• Kino
  • Mapa
  • Ogłoszenia
  • Forum
  • Komunikacja
  • Raport

Dziwna rekrutacja w Sopocie: biegły rosyjski do obsługi deklaracji śmieciowych

Piotr Weltrowski
24 marca 2014 (artykuł sprzed 10 lat) 
Miejska spółka twierdzi, że potrzebuje pracownika znającego język rosyjski, gdyż obsługuje coraz więcej osób posługujących się tym językiem. W Sopocie mieszka 24 Rosjan. Miejska spółka twierdzi, że potrzebuje pracownika znającego język rosyjski, gdyż obsługuje coraz więcej osób posługujących się tym językiem. W Sopocie mieszka 24 Rosjan.

Sopocki Zakład Oczyszczania Miasta szuka pracownika, który będzie zajmować się deklaracjami śmieciowymi. Ogłoszono otwarty konkurs, a wśród wymaganych umiejętności znalazła się biegła znajomość języka rosyjskiego.

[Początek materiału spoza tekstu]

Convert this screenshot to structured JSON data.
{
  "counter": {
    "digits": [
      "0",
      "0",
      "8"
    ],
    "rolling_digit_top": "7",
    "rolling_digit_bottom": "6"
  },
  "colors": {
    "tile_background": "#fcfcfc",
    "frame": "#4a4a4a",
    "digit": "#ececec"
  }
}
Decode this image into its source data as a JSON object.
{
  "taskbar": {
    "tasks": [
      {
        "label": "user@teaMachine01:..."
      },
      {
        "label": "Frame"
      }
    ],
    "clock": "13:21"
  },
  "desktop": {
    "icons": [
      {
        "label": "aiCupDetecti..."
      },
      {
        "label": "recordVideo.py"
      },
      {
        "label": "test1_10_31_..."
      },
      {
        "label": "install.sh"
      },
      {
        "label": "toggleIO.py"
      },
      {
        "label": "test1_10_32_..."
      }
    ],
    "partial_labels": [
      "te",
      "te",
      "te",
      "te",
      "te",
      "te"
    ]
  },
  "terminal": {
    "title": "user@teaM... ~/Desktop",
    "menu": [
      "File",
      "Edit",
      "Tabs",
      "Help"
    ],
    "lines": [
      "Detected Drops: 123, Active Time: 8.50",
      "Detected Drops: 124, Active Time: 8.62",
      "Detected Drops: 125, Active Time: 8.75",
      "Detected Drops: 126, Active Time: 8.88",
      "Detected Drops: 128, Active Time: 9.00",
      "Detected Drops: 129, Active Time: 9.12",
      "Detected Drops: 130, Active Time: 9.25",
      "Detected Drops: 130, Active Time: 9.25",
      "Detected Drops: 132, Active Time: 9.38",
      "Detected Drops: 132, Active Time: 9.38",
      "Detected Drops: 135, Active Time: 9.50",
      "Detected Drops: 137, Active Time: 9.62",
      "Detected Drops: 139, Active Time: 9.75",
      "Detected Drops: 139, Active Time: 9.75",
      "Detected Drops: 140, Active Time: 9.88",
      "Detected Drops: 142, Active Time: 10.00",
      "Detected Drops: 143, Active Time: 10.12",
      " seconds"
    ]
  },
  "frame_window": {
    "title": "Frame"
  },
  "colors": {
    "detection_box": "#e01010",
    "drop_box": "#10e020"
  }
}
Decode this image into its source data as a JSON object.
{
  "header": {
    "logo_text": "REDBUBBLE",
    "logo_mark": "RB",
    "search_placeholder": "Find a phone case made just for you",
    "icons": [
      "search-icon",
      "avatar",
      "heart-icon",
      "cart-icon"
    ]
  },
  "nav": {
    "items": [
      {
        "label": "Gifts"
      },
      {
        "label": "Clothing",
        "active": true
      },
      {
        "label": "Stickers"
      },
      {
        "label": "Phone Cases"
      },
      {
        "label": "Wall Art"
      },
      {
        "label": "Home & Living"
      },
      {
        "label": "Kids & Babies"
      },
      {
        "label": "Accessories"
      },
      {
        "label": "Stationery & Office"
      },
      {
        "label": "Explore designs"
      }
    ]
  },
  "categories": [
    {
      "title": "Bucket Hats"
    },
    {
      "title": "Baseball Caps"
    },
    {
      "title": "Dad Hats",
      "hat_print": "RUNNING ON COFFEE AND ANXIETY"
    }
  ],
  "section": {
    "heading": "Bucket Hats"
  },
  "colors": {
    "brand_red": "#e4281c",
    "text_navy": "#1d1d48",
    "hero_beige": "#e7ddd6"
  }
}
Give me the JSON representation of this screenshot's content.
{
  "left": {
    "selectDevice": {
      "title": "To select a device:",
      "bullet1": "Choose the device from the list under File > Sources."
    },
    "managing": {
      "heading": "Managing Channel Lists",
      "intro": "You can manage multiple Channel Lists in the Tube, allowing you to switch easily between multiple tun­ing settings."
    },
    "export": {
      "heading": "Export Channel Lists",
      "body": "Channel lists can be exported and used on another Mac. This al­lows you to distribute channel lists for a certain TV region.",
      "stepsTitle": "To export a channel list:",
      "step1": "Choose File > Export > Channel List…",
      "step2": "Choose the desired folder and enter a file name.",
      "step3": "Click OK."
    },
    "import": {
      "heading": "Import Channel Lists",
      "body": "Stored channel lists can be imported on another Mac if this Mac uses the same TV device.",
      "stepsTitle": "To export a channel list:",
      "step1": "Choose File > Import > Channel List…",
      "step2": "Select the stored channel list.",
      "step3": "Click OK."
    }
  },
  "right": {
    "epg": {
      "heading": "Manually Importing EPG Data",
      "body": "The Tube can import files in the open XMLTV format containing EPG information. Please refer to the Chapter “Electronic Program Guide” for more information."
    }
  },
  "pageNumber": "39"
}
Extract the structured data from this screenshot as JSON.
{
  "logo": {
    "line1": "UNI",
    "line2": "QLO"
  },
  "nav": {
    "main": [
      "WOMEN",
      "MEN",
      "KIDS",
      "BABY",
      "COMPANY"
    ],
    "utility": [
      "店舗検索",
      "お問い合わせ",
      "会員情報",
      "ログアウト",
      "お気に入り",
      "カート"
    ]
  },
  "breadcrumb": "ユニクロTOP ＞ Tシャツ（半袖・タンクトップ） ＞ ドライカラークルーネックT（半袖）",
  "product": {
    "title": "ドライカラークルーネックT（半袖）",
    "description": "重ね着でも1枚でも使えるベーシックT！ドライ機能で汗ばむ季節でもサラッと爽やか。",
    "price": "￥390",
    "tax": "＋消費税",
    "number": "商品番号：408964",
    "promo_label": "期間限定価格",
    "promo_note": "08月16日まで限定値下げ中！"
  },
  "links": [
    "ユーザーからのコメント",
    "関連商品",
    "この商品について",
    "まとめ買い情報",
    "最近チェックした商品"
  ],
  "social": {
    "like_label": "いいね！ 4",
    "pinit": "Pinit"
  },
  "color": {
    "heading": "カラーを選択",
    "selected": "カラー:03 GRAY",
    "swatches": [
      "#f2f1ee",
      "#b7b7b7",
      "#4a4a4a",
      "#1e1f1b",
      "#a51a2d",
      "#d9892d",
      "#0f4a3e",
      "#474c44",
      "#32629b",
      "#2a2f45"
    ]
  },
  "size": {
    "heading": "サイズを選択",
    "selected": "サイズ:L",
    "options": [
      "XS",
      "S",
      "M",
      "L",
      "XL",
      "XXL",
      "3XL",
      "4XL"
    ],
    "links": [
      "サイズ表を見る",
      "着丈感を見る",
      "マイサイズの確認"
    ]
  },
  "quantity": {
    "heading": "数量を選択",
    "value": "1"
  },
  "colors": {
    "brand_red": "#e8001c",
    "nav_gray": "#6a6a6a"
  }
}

Dlaczego ZOM szuka pracownika ze znajomością rosyjskiego?

Sprawą zainteresował nas jeden z czytelników, który chciał wziąć udział w konkursie. - Po co na takim stanowisku biegła znajomość rosyjskiego, a nie np. podstawowa angielskiego? Czyżby ustawka? - denerwuje się nasz czytelnik.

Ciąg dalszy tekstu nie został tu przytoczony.